The Animal Medicinal Drug Use Clarification Act of 1994 (AMDUCA) permits veterinarians to prescribe extralabel uses of certain approved new animal drugs and approved human drugs for animals under certain conditions. Extralabel use refers to the use of an approved drug in a manner that is not in accordance with the approved label directions. Under AMDUCA and its implementing regulations published at Title 21, Code of Federal Regulations, Part 530 (21 CFR 530), any extralabel use of an approved new animal or human drug must be by or on the lawful order of a veterinarian within the context of a veterinarian-client-patient relationship (VCPR). Extralabel use must also comply with other provisions of 21 CFR 530. A list of drugs specifically prohibited from extralabel use appears in 21 CFR 530.41.

Extralabel Use of FDA Approved Drugs in Animals

"Extralabel use" is defined as:

"Actual use or intended use of a drug in an animal in a manner that is not in accordance with the approved labeling. This includes, but is not limited to, use in species not listed in the labeling, use for indications (disease and other conditions) not listed in the labeling, use at dosage levels, frequencies, or routes of administration other than those stated in the labeling, and deviation from labeled withdrawal time based on these different uses." (21 CFR 530.3(a))

Under the provisions of 21 CFR 530, the FDA recognizes the professional judgment of veterinarians, and permits the extralabel use of drugs by veterinarians under certain conditions. Extralabel use of drugs may only take place within the scope of a valid VCPR. In the absence of a valid VCPR, if an approved new animal drug is used for a use for which it is not labeled, such use has caused the drug to be deemed unsafe under the Federal Food, Drug and Cosmetic Act (“the Act”) (21 U.S.C. 360b), and therefore adulterated under the Act (21 U.S.C. 351(a)(5)).

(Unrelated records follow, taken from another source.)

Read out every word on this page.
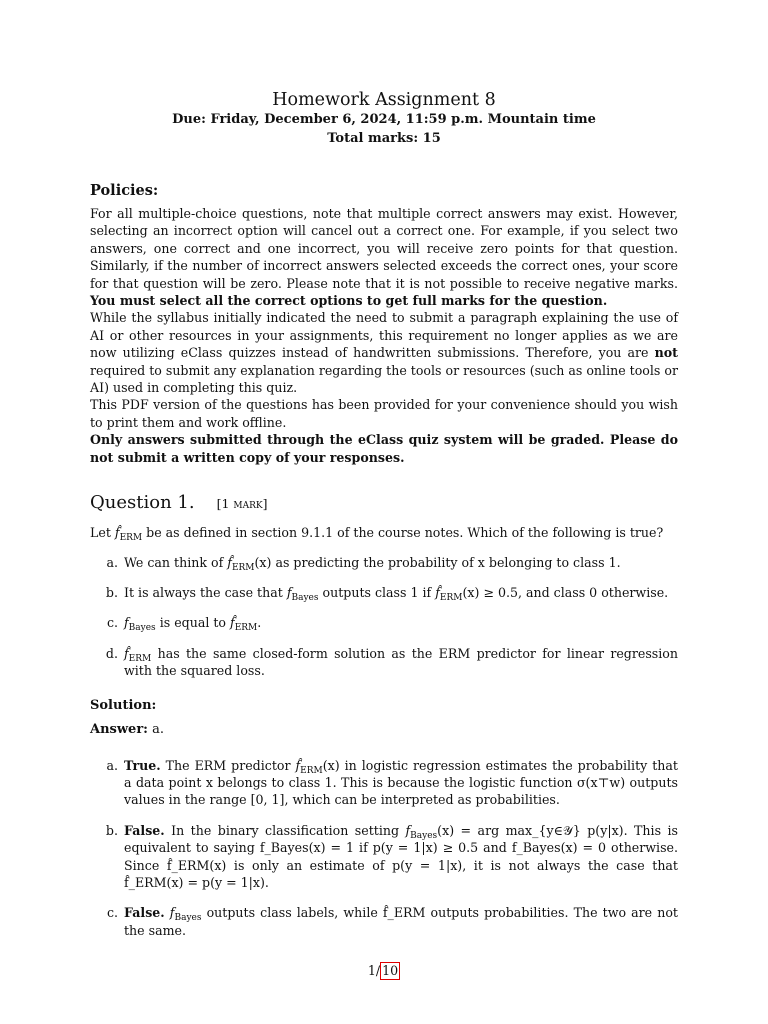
Homework Assignment 8
Due: Friday, December 6, 2024, 11:59 p.m. Mountain time
Total marks: 15
Policies:

For all multiple-choice questions, note that multiple correct answers may exist. However, selecting an incorrect option will cancel out a correct one. For example, if you select two answers, one correct and one incorrect, you will receive zero points for that question. Similarly, if the number of incorrect answers selected exceeds the correct ones, your score for that question will be zero. Please note that it is not possible to receive negative marks. You must select all the correct options to get full marks for the question.

While the syllabus initially indicated the need to submit a paragraph explaining the use of AI or other resources in your assignments, this requirement no longer applies as we are now utilizing eClass quizzes instead of handwritten submissions. Therefore, you are not required to submit any explanation regarding the tools or resources (such as online tools or AI) used in completing this quiz.

This PDF version of the questions has been provided for your convenience should you wish to print them and work offline.

Only answers submitted through the eClass quiz system will be graded. Please do not submit a written copy of your responses.

Question 1. [1 mark]
Let $f̂_{ERM}$ be as defined in section 9.1.1 of the course notes. Which of the following is true?
a. We can think of $f̂_{ERM}(x)$ as predicting the probability of x belonging to class 1.
b. It is always the case that $f_{Bayes}$ outputs class 1 if $f̂_{ERM}(x) \ge 0.5$, and class 0 otherwise.
c. $f_{Bayes}$ is equal to $f̂_{ERM}$.
d. $f̂_{ERM}$ has the same closed-form solution as the ERM predictor for linear regression with the squared loss.
Solution:
Answer: a.
a. True. The ERM predictor $f̂_{ERM}(x)$ in logistic regression estimates the probability that a data point x belongs to class 1. This is because the logistic function σ(x⊤w) outputs values in the range [0, 1], which can be interpreted as probabilities.
b. False. In the binary classification setting $f_{Bayes}(x)$ = arg max_{y∈𝒴} p(y|x). This is equivalent to saying f_Bayes(x) = 1 if p(y = 1|x) ≥ 0.5 and f_Bayes(x) = 0 otherwise. Since f̂_ERM(x) is only an estimate of p(y = 1|x), it is not always the case that f̂_ERM(x) = p(y = 1|x).
c. False. $f_{Bayes}$ outputs class labels, while f̂_ERM outputs probabilities. The two are not the same.
1/ 10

An approved animal drug or approved human drug intended to be used for an extralabel use in an animal, other than a use in or on animal feed, is not unsafe under the Act (21 U.S.C. 360b) and is exempt from the labeling requirements under the Act (21 U.S.C. 502(f)), if such use is by or on the lawful written or oral order of a licensed veterinarian within the context of a valid VCPR and such use complies with the extralabel use regulation (21 CFR 530). Extralabel use is limited to circumstances when the health of an animal is threatened, or suffering or death may result from failure to treat. This means that extralabel use to enhance production is not permitted.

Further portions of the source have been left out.